The homeostatic pressure for sleep has influence on the structure of our night-time sleep, particularly on the duration and intensity of our deep slow wave sleep. This sleep stage has a important role in recovery from our daily activities, as well as in the formation and consolidation of memories. Consequently, in addition to experiencing difficulties falling asleep and potentially more awakenings throughout the night, caffeine also interferes with the proportion of slow wave sleep during the night. As a result, the impact of caffeine on the quantity and quality of our sleep can lead us to feel even more tired the following day and, therefore, requiring more coffee…

Nevertheless, although caffeine has been shown to influence our ability to fall asleep, we all know at least one person who can drink an extra large coffee at 10 pm at night and be asleep within the next hour. Interestingly, the effects and intensity of caffeine is highly variable from one individual to the next. Sensitivity to caffeine is, in part, based on your genetics. Variants in the adenosine receptors will make some people sensitive to caffeine in their system, as for others have no problems falling asleep after a cup of coffee.

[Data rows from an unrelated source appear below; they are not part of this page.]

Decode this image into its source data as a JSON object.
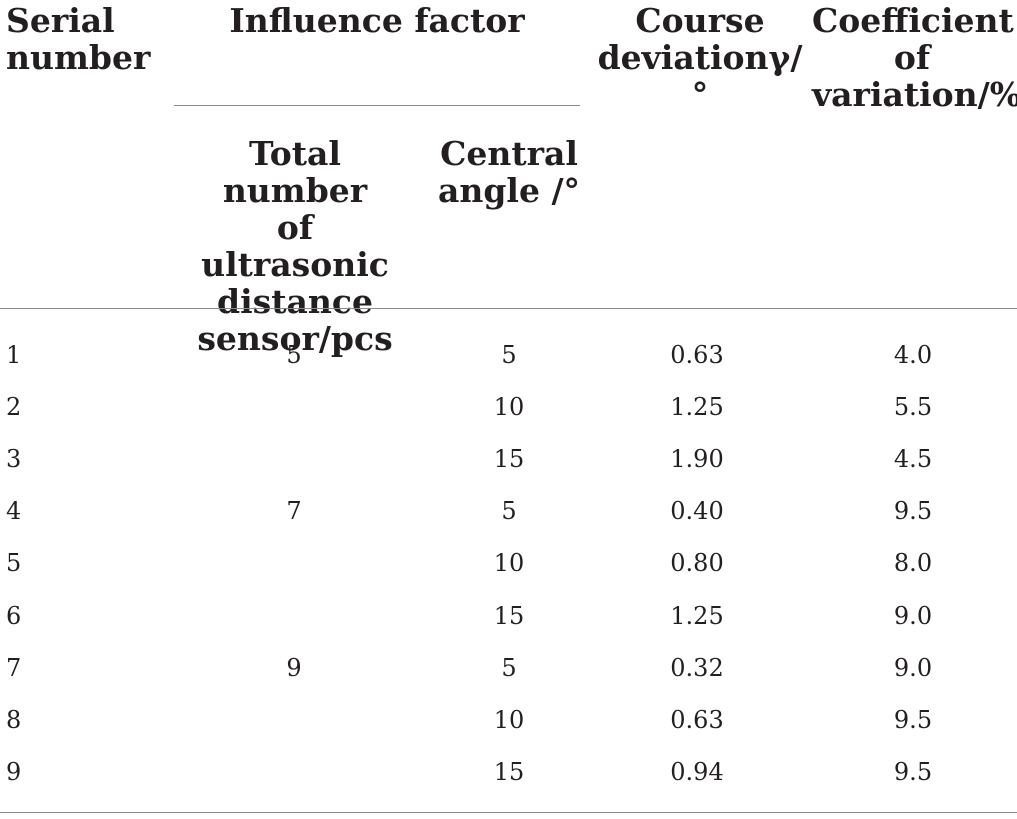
{
  "table": {
    "headers": {
      "serial": "Serial\nnumber",
      "influence": "Influence factor",
      "sensors": "Total number\nof ultrasonic\ndistance\nsensor/pcs",
      "angle": "Central\nangle /°",
      "deviation": "Course\ndeviationγ/°",
      "variation": "Coefficient\nof\nvariation/%"
    },
    "rows": [
      {
        "serial": "1",
        "sensors": "5",
        "angle": "5",
        "deviation": "0.63",
        "variation": "4.0"
      },
      {
        "serial": "2",
        "sensors": "",
        "angle": "10",
        "deviation": "1.25",
        "variation": "5.5"
      },
      {
        "serial": "3",
        "sensors": "",
        "angle": "15",
        "deviation": "1.90",
        "variation": "4.5"
      },
      {
        "serial": "4",
        "sensors": "7",
        "angle": "5",
        "deviation": "0.40",
        "variation": "9.5"
      },
      {
        "serial": "5",
        "sensors": "",
        "angle": "10",
        "deviation": "0.80",
        "variation": "8.0"
      },
      {
        "serial": "6",
        "sensors": "",
        "angle": "15",
        "deviation": "1.25",
        "variation": "9.0"
      },
      {
        "serial": "7",
        "sensors": "9",
        "angle": "5",
        "deviation": "0.32",
        "variation": "9.0"
      },
      {
        "serial": "8",
        "sensors": "",
        "angle": "10",
        "deviation": "0.63",
        "variation": "9.5"
      },
      {
        "serial": "9",
        "sensors": "",
        "angle": "15",
        "deviation": "0.94",
        "variation": "9.5"
      }
    ]
  }
}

Changes in sensitivity are also dependent on various situations and circumstances. For example, nicotine has been shown to increase the metabolism of caffeine. On the other hand, pregnancy and use of oral contraceptive can slow down its metabolism, prolonging its effect.

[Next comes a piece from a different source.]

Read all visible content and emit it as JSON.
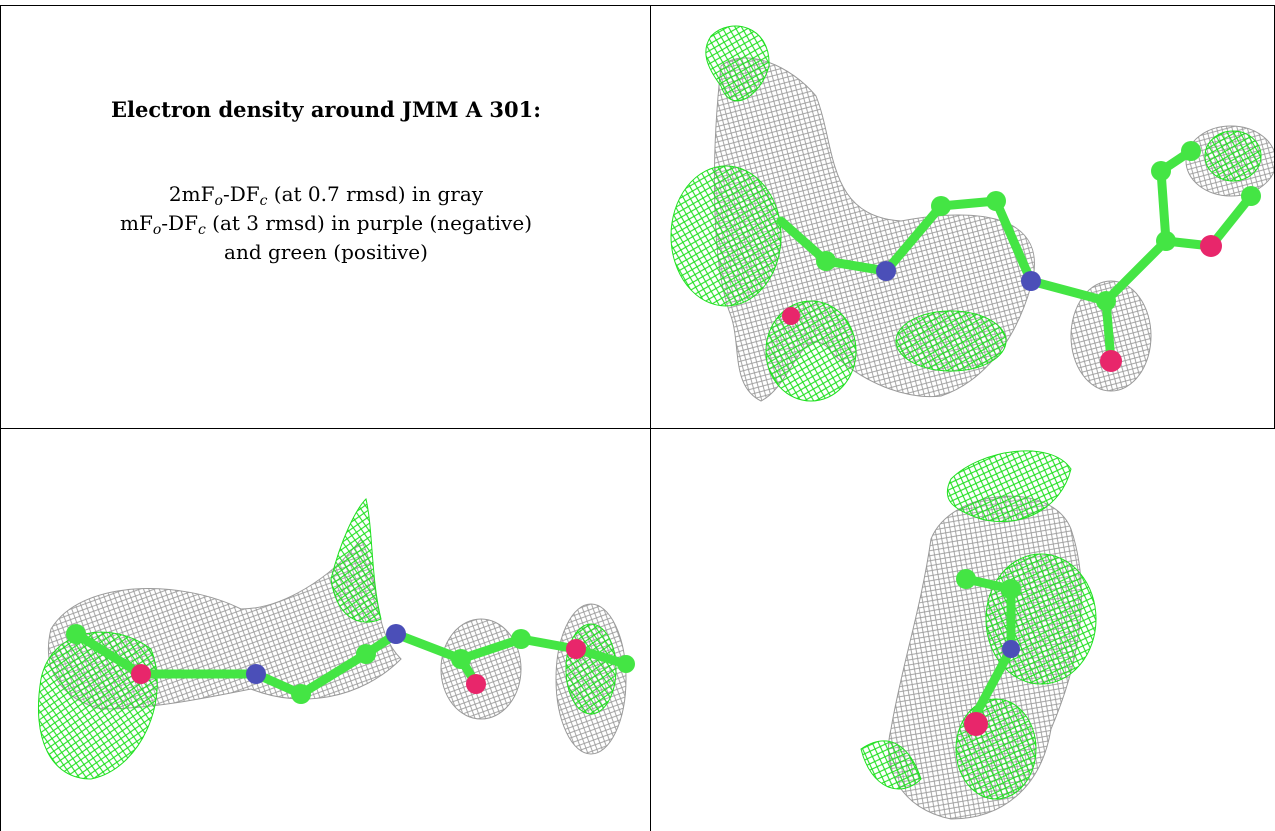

Overall, and depending on the method of consumption, effects of caffeine are felt about an hour after ingestion. Caffeine has an average half-life of 3.5 to 4 hours, meaning that it take such time for half of the ingested dose to caffeine to be metabolized by the liver. However, this can span from anywhere between 2 and 10 hours, due to individual differences as some digest caffeine faster than others. The speed of digestion becomes particularly important when caffeine is consumed in the afternoon or evening, as remnants of caffeine can interfere with night-time sleep.

In the end, it is important to find what works best for you as sensitivity varies from one individual to another. Nevertheless, if you are experiencing difficulties falling asleep at night, moderating your caffeine intake, and more particularly after lunch, may help your body feel sleep come bedtime.

Selected References

  • Snel, J., & Lorist, M. M. (2011). Effects of caffeine on sleep and cognition. In Progress in brain research (Vol. 190, pp. 105-117). Elsevier.
  • Clark, I., & Landolt, H. P. (2017). Coffee, caffeine, and sleep: A systematic review of epidemiological studies and randomized controlled trials. Sleep medicine reviews31, 70-78.
  • Abernethy, D. R., & Todd, E. L. (1985). Impairment of caffeine clearance by chronic use of low-dose oestrogen-containing oral contraceptives. European journal of clinical pharmacology28(4), 425-428.
  • Landolt, H. P. (2008). Sleep homeostasis: a role for adenosine in humans?. Biochemical pharmacology75(11), 2070-2079.
  • Landolt, H. P., Rétey, J. V., Tönz, K., Gottselig, J. M., Khatami, R., Buckelmüller, I., & Achermann, P. (2004). Caffeine attenuates waking and sleep electroencephalographic markers of sleep homeostasis in humans. Neuropsychopharmacology29(10), 1933-1939.